Вернул мне закладку и подробно рассказал, как ее ставил и изымал. О результатах я ему не говорил и лишь поблагодарил за работу. В конце беседы обсудили еще раз условия экстренной связи. От имени Центра и от себя поздравил Ларка с успешным завершением весьма плодотворной пятилетней работы с нами и выразил надежду на встречу в будущем.
Итак, первая задача по Ларку была решена — установлено, что он двойной агент и работает на ЦРУ. С этого момента операция ЦРУ по его использованию против советской разведки находилась под нашим постоянным контролем. Оставалось решить вторую задачу: вывести его в Союз, получить оперативную информацию, провести пропагандистские мероприятия и решить вопрос об исполнении приговора суда. Возможно, что он мог бы быть помилован и высшую меру наказания заменили бы каким-либо сроком тюремного заключения. Артамонов был и оставался изменником, притом дважды предавшим свою Родину.
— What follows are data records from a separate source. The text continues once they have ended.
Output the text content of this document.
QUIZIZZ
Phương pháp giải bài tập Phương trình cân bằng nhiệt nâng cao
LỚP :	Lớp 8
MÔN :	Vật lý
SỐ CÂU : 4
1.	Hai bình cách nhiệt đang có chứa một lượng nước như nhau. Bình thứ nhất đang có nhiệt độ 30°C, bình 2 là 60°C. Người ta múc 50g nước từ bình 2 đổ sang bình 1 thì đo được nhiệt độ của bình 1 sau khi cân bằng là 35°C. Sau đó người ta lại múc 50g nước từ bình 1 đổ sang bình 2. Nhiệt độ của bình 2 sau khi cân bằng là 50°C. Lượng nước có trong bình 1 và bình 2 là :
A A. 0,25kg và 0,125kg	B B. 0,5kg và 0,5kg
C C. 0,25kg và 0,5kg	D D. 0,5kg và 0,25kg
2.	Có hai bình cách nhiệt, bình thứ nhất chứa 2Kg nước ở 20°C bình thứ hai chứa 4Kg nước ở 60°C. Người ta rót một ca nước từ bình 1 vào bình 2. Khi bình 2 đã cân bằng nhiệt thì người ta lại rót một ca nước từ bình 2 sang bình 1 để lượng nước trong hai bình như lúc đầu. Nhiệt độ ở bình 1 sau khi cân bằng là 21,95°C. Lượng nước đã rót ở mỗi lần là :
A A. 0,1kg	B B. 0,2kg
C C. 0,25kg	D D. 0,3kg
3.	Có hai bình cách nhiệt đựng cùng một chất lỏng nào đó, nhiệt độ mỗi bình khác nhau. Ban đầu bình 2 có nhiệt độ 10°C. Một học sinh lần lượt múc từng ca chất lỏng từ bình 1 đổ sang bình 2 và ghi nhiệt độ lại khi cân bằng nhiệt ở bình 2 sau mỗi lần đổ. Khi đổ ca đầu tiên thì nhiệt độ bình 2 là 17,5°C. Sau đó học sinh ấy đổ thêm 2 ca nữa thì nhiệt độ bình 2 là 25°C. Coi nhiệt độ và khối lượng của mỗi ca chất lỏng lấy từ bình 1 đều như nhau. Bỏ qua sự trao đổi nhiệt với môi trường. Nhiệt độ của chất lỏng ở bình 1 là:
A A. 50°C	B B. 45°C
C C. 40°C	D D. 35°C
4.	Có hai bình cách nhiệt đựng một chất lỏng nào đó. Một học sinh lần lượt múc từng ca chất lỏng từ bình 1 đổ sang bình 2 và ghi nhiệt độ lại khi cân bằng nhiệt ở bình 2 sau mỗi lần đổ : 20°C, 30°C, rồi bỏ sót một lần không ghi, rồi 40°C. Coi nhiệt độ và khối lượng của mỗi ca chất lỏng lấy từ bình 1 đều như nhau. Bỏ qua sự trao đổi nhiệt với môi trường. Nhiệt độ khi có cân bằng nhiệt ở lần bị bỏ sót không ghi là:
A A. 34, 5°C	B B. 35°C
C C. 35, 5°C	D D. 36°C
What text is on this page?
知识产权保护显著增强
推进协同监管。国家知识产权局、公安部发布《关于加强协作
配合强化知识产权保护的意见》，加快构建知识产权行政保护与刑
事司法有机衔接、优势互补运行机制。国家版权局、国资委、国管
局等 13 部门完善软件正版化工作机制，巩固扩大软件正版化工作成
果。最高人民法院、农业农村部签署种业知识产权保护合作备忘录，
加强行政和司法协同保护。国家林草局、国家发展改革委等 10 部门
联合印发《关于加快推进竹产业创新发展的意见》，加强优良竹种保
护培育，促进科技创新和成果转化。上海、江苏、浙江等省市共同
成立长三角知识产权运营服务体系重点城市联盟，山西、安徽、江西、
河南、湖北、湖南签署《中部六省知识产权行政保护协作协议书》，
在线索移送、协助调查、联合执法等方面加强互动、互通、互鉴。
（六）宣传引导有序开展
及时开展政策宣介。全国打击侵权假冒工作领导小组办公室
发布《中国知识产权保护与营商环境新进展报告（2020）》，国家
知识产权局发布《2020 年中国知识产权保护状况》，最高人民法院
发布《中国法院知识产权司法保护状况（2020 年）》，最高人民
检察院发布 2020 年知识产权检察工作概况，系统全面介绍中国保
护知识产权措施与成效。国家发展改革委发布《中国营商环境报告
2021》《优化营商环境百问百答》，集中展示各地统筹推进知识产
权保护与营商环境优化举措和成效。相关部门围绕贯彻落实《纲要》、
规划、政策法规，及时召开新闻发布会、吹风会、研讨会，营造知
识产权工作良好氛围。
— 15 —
ЦРУ утвердилось во мнении, что успешно подставило своего агента, и на следующем этапе ожидало передачу его на связь нелегалу советской разведки. В Лэнгли не раскрыли наших замыслов, не поняли нашей игры. Но никто не мог тогда предположить — ни КГБ, ни ЦРУ — что принесет более чем через четверть века дело Ларка этим двум противоборствующим крупнейшим разведкам мира.
В июне 1971 года на флагмане нашего пассажирского флота теплоходе «Александр Пушкин» я с семьей отбыл из Монреаля домой. Больше с Ларком я не встречался.
Покидая Америку, отчетливо сознавал, что работать в этой стране мне больше не придется. Остальные страны НАТО будут для меня также закрыты, так как после вывода Ларка в Союз я стану расшифрованным советским разведчиком. Более того, мне было понятно, что после захвата Ларка ЦРУ примет все меры и попытается нанести мне ответный удар, в какой бы стране я ни находился, — слишком велика и неожиданна будет их потеря.
Но тогда эти мысли меня мало беспокоили. Я был полностью удовлетворен результатами своей работы в Вашингтоне.
ПРЕДАТЕЛИ И «КРОТЫ»
В наши дни, похоже, не осталось ничего тайного.
Мы знаем секреты Той Стороны, а Та Сторона знает наши секреты.
Наши агенты слишком часто оказываются Их агентами, ну, а
Их агенты нередко работают на нас. И наконец все превращается
в настоящий кошмар — никто не знает, кто есть кто!
Вашингтон, март 1966 года. В столице Америки днем по-весеннему солнечно и тепло, ночью несколько прохладно. Все цветет и зеленеет, как в мае в Москве. Командировка Кочнова в вашингтонскую резидентуру для вербовки Артамонова должна была принести успех внешней контрразведке ПГУ, усилить нашу работу против американских спецслужб. Резидентура установила Артамонова проживающим в пригороде Вашингтона Арлингтоне под именем Николаса Джорджа Шадрина. Оставалось решить, в каком месте безопаснее подойти к нему, и, показав письма от жены и сына, взятые в Ленинграде, предложить сотрудничать с КГБ, то есть провести самое главное — вербовку.
Резиденту Соломатину нравился этот собранный, энергичный, свободно владеющий английским языком оперативный работник Службы внешней контрразведки. Они оба оканчивали, хотя и в разные годы, один из самых престижных вузов — Московский государственный институт международных отношений (МГИМО). Соломатин — в 1951 году, лет на пять раньше Кочнова. Познакомились они в Москве. Попасть в команду Соломатина, который, готовясь выехать резидентом в Вашингтон, подбирал себе подходящих работников, Кочнову тогда не удалось. Но он сумел оставить о себе хорошее впечатление, хотя для этого мог использовать и тонкую лесть, и завуалированную ложь.
В теплый мартовский вечер двадцать пятого числа в доме на Фессенден-стрит в северо-западной части Вашингтона зазвонил телефон. Трубку взяла Джулия Хелмс, жена заместителя директора ЦРУ по оперативной работе Ричарда Хелмса. Вежливый, но настойчивый мужской голос попросил к телефону Хелмса. Ему ответили, что Хелмса сейчас дома нет. Звонивший представился советским дипломатом Игорем Кочновым и просил передать господину Хелмсу, что имеет для него важную информацию. Он назвал время и место, где будет завтра ждать представителей ЦРУ. Кочнов звонил из городского автомата. Он знал уже в Москве, что домашний телефон этого высокопоставленного работника Лэнгли указан в справочнике, который имеется в любой вашингтонской телефонной будке. «Мое имя всегда значилось в телефонной книге. В то время я жил на Фессенден-стрит», — отмечал позднее Хелмс.